The Supreme Court of Arkansas recognizes the common-law Rule Against Perpetuities and has done so since 1840. See Moody v. Walker, 3 Ark. 147 (1840). This well-known rule of property declares void any future interest which will not necessarily vest within some life in being at the time of its creation plus twenty-one years. See Cotham v. First National Bank, 287 Ark. 167, 697 S.W.2d 101 (1985); Comstock v. Smith, 255 Ark. 564, 501 S.W.2d 617 (1973); see also J. Gray, The Rule Against Perpetuities § 201 (3d ed. 1915). It has to be obvious that the instruments under scrutiny here fail to comply with this rule, for there was no one alive at the time that the future interests under the trusts were created to whom one can point and say with certainty that those interests would vest within twenty-one years after his death. Because the trusts are of potentially perpetual duration, distributees could be chosen long after everyone who was alive when the trusts were created had been dead for twenty-one years, and since the interest of such a beneficiary could not vest any earlier than the moment he or she is chosen as a beneficiary, if not until the time of actual distribution, the rule against remote vesting is manifestly violated.

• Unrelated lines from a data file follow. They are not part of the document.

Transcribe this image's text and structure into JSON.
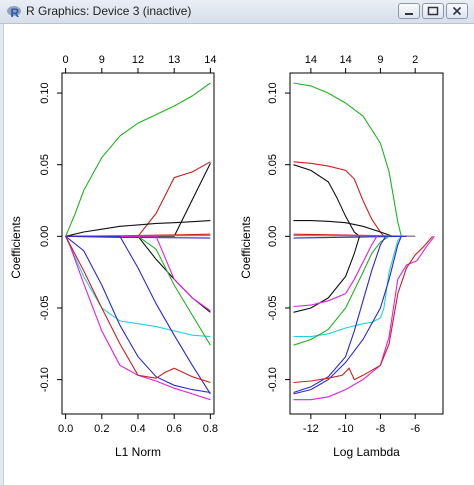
{
  "window": {
    "title": "R Graphics: Device 3 (inactive)",
    "buttons": [
      "minimize",
      "maximize",
      "close"
    ]
  },
  "icons": {
    "app": "r-logo-icon",
    "minimize": "minimize-icon",
    "maximize": "maximize-icon",
    "close": "close-icon"
  },
  "colors": {
    "titlebar": "#dfe6f0",
    "green": "#22b222",
    "red": "#cc2020",
    "black": "#111111",
    "blue": "#2a2ad0",
    "cyan": "#22d0e0",
    "magenta": "#e020e0",
    "gray": "#888888"
  },
  "chart_data": [
    {
      "type": "line",
      "xlabel": "L1 Norm",
      "ylabel": "Coefficients",
      "xlim": [
        -0.02,
        0.82
      ],
      "ylim": [
        -0.124,
        0.114
      ],
      "x_ticks": [
        "0.0",
        "0.2",
        "0.4",
        "0.6",
        "0.8"
      ],
      "x_tick_values": [
        0.0,
        0.2,
        0.4,
        0.6,
        0.8
      ],
      "y_ticks": [
        "-0.10",
        "-0.05",
        "0.00",
        "0.05",
        "0.10"
      ],
      "y_tick_values": [
        -0.1,
        -0.05,
        0.0,
        0.05,
        0.1
      ],
      "top_ticks": [
        "0",
        "9",
        "12",
        "13",
        "14"
      ],
      "top_tick_values": [
        0.0,
        0.2,
        0.4,
        0.6,
        0.8
      ],
      "series": [
        {
          "color": "green",
          "x": [
            0,
            0.05,
            0.1,
            0.2,
            0.3,
            0.4,
            0.5,
            0.6,
            0.7,
            0.8
          ],
          "y": [
            0,
            0.015,
            0.032,
            0.055,
            0.07,
            0.079,
            0.085,
            0.091,
            0.098,
            0.107
          ]
        },
        {
          "color": "red",
          "x": [
            0,
            0.4,
            0.5,
            0.6,
            0.7,
            0.8
          ],
          "y": [
            0,
            0.0,
            0.016,
            0.041,
            0.045,
            0.052
          ]
        },
        {
          "color": "black",
          "x": [
            0,
            0.6,
            0.8
          ],
          "y": [
            0,
            0.0,
            0.051
          ]
        },
        {
          "color": "black",
          "x": [
            0,
            0.1,
            0.2,
            0.3,
            0.4,
            0.5,
            0.6,
            0.7,
            0.8
          ],
          "y": [
            0,
            0.003,
            0.005,
            0.007,
            0.008,
            0.009,
            0.0095,
            0.0102,
            0.011
          ]
        },
        {
          "color": "red",
          "x": [
            0,
            0.3,
            0.5,
            0.6,
            0.8
          ],
          "y": [
            0,
            0.0004,
            0.0008,
            0.001,
            0.0015
          ]
        },
        {
          "color": "gray",
          "x": [
            0,
            0.8
          ],
          "y": [
            0,
            0.0005
          ]
        },
        {
          "color": "blue",
          "x": [
            0,
            0.2,
            0.4,
            0.8
          ],
          "y": [
            0,
            -0.0005,
            -0.0008,
            -0.0012
          ]
        },
        {
          "color": "cyan",
          "x": [
            0,
            0.01,
            0.1,
            0.2,
            0.3,
            0.4,
            0.5,
            0.6,
            0.7,
            0.8
          ],
          "y": [
            0,
            -0.003,
            -0.028,
            -0.05,
            -0.059,
            -0.061,
            -0.063,
            -0.066,
            -0.069,
            -0.07
          ]
        },
        {
          "color": "black",
          "x": [
            0,
            0.4,
            0.5,
            0.6,
            0.7,
            0.8
          ],
          "y": [
            0,
            0.0,
            -0.016,
            -0.03,
            -0.043,
            -0.053
          ]
        },
        {
          "color": "green",
          "x": [
            0,
            0.4,
            0.5,
            0.6,
            0.7,
            0.8
          ],
          "y": [
            0,
            0.0,
            -0.009,
            -0.034,
            -0.055,
            -0.076
          ]
        },
        {
          "color": "magenta",
          "x": [
            0,
            0.5,
            0.6,
            0.7,
            0.8
          ],
          "y": [
            0,
            0.0,
            -0.03,
            -0.043,
            -0.052
          ]
        },
        {
          "color": "magenta",
          "x": [
            0,
            0.02,
            0.1,
            0.2,
            0.3,
            0.4,
            0.5,
            0.6,
            0.7,
            0.8
          ],
          "y": [
            0,
            -0.005,
            -0.033,
            -0.066,
            -0.09,
            -0.097,
            -0.101,
            -0.106,
            -0.11,
            -0.114
          ]
        },
        {
          "color": "blue",
          "x": [
            0,
            0.1,
            0.2,
            0.3,
            0.4,
            0.5,
            0.6,
            0.7,
            0.8
          ],
          "y": [
            0,
            -0.01,
            -0.034,
            -0.062,
            -0.084,
            -0.098,
            -0.104,
            -0.107,
            -0.109
          ]
        },
        {
          "color": "blue",
          "x": [
            0,
            0.3,
            0.4,
            0.5,
            0.6,
            0.7,
            0.8
          ],
          "y": [
            0,
            0.0,
            -0.022,
            -0.047,
            -0.069,
            -0.09,
            -0.11
          ]
        },
        {
          "color": "red",
          "x": [
            0,
            0.1,
            0.2,
            0.3,
            0.4,
            0.5,
            0.55,
            0.6,
            0.7,
            0.8
          ],
          "y": [
            0,
            -0.024,
            -0.05,
            -0.075,
            -0.097,
            -0.099,
            -0.095,
            -0.092,
            -0.098,
            -0.102
          ]
        }
      ]
    },
    {
      "type": "line",
      "xlabel": "Log Lambda",
      "ylabel": "Coefficients",
      "xlim": [
        -13.2,
        -4.4
      ],
      "ylim": [
        -0.124,
        0.114
      ],
      "x_ticks": [
        "-12",
        "-10",
        "-8",
        "-6"
      ],
      "x_tick_values": [
        -12,
        -10,
        -8,
        -6
      ],
      "y_ticks": [
        "-0.10",
        "-0.05",
        "0.00",
        "0.05",
        "0.10"
      ],
      "y_tick_values": [
        -0.1,
        -0.05,
        0.0,
        0.05,
        0.1
      ],
      "top_ticks": [
        "14",
        "14",
        "9",
        "2"
      ],
      "top_tick_values": [
        -12,
        -10,
        -8,
        -6
      ],
      "series": [
        {
          "color": "green",
          "x": [
            -13,
            -12,
            -11,
            -10,
            -9,
            -8,
            -7.5,
            -7,
            -6.8
          ],
          "y": [
            0.107,
            0.105,
            0.1,
            0.093,
            0.084,
            0.065,
            0.045,
            0.01,
            0.0
          ]
        },
        {
          "color": "red",
          "x": [
            -13,
            -12,
            -11,
            -10,
            -9.5,
            -9,
            -8.5,
            -8,
            -7.8
          ],
          "y": [
            0.052,
            0.051,
            0.049,
            0.046,
            0.04,
            0.025,
            0.012,
            0.003,
            0.0
          ]
        },
        {
          "color": "black",
          "x": [
            -13,
            -12,
            -11,
            -10.5,
            -10,
            -9.5,
            -9.2
          ],
          "y": [
            0.05,
            0.046,
            0.038,
            0.027,
            0.014,
            0.003,
            0.0
          ]
        },
        {
          "color": "black",
          "x": [
            -13,
            -12,
            -11,
            -10,
            -9,
            -8,
            -7.3
          ],
          "y": [
            0.011,
            0.011,
            0.0105,
            0.0095,
            0.007,
            0.003,
            0.0
          ]
        },
        {
          "color": "red",
          "x": [
            -13,
            -6
          ],
          "y": [
            0.0015,
            0.0
          ]
        },
        {
          "color": "gray",
          "x": [
            -13,
            -6
          ],
          "y": [
            0.0005,
            0.0
          ]
        },
        {
          "color": "blue",
          "x": [
            -13,
            -6.5
          ],
          "y": [
            -0.0012,
            0.0
          ]
        },
        {
          "color": "cyan",
          "x": [
            -13,
            -12,
            -11,
            -10,
            -9,
            -8.5,
            -8,
            -7.8,
            -7.5,
            -7,
            -6.8
          ],
          "y": [
            -0.07,
            -0.07,
            -0.068,
            -0.064,
            -0.061,
            -0.06,
            -0.057,
            -0.05,
            -0.025,
            -0.003,
            0.0
          ]
        },
        {
          "color": "black",
          "x": [
            -13,
            -12,
            -11,
            -10,
            -9.5,
            -9.2
          ],
          "y": [
            -0.053,
            -0.05,
            -0.043,
            -0.028,
            -0.012,
            0.0
          ]
        },
        {
          "color": "green",
          "x": [
            -13,
            -12,
            -11,
            -10,
            -9,
            -8.5,
            -8,
            -7.5
          ],
          "y": [
            -0.076,
            -0.072,
            -0.065,
            -0.05,
            -0.025,
            -0.012,
            -0.004,
            0.0
          ]
        },
        {
          "color": "magenta",
          "x": [
            -13,
            -12,
            -11,
            -10,
            -9.5,
            -9,
            -8.5,
            -8.2
          ],
          "y": [
            -0.049,
            -0.048,
            -0.045,
            -0.04,
            -0.03,
            -0.018,
            -0.006,
            0.0
          ]
        },
        {
          "color": "magenta",
          "x": [
            -13,
            -12,
            -11,
            -10,
            -9,
            -8,
            -7.5,
            -7,
            -6.5,
            -5.9,
            -5.4,
            -4.9
          ],
          "y": [
            -0.114,
            -0.114,
            -0.112,
            -0.107,
            -0.1,
            -0.09,
            -0.07,
            -0.03,
            -0.02,
            -0.017,
            -0.008,
            0.0
          ]
        },
        {
          "color": "blue",
          "x": [
            -13,
            -12,
            -11,
            -10,
            -9.5,
            -9,
            -8.5,
            -8,
            -7.7
          ],
          "y": [
            -0.109,
            -0.105,
            -0.098,
            -0.084,
            -0.066,
            -0.045,
            -0.024,
            -0.006,
            0.0
          ]
        },
        {
          "color": "blue",
          "x": [
            -13,
            -12,
            -11,
            -10,
            -9,
            -8,
            -7.5,
            -7,
            -6.8
          ],
          "y": [
            -0.11,
            -0.107,
            -0.1,
            -0.088,
            -0.072,
            -0.05,
            -0.03,
            -0.006,
            0.0
          ]
        },
        {
          "color": "red",
          "x": [
            -13,
            -12,
            -11,
            -10.2,
            -9.8,
            -9.5,
            -9,
            -8,
            -7.5,
            -7,
            -6.5,
            -6,
            -5.5,
            -5
          ],
          "y": [
            -0.102,
            -0.101,
            -0.099,
            -0.097,
            -0.092,
            -0.1,
            -0.097,
            -0.09,
            -0.075,
            -0.04,
            -0.022,
            -0.013,
            -0.007,
            0.0
          ]
        }
      ]
    }
  ]
}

Defendant insists, however, that the trusts relevant here are exempt from the Rule Against Perpetuities because they are charitable. The court disagrees. The restriction on gifts of income that they must be made to entities that could qualify the trusts for a tax deduction probably does not save the income interests, because there are some organizations that are classified as charitable for tax purposes that might well not qualify as such under common-law definitions of charities. For instance, 26 U.S.C. § 170(c) (3) makes tax exempt gifts to "[a] post or organization of war veterans," and the court does not believe that the Supreme Court of Arkansas would recognize as charitable a perpetual trust for the support, say, of a local V.F.W. or American Legion post. In order to be charitable at common law, a trust must have been established for the relief of poverty, the advancement of education or religion, the promotion of health, or such similar purposes. See Restatement (Second) of Trusts §§ 368-374 (1959). At best, therefore, a trust that limits its contributions to those entities that will qualify it for a tax deduction would be a so-called mixed trust, that is, one that is both an ordinary private one and a charitable one. But this construction is unavailable here, since it would be theoretically possible for the trustees to devote all of the income to objects that would make their gifts tax deductible but nevertheless not charitable in the common-law sense.

The future interests that the relevant trusts create in the corpus are even more obviously defective. The trustees are specifically authorized to distribute the entire principal to any person at any time, without regard to any object that could even remotely be described as charitable.

Since all the future interests created by these trusts in both income and corpus violate the Rule Against Perpetuities, the trusts cannot stand.

 
III.

When a trust fails at its inception, the trustees hold the property upon a resulting trust for the settlor or his estate. See Restatement (Second) of Trusts § 411. The court will therefore order the trustees of the relevant trusts to pay over the corpus to the personal representative of the *890 decedents for administration along with the other assets of the estates.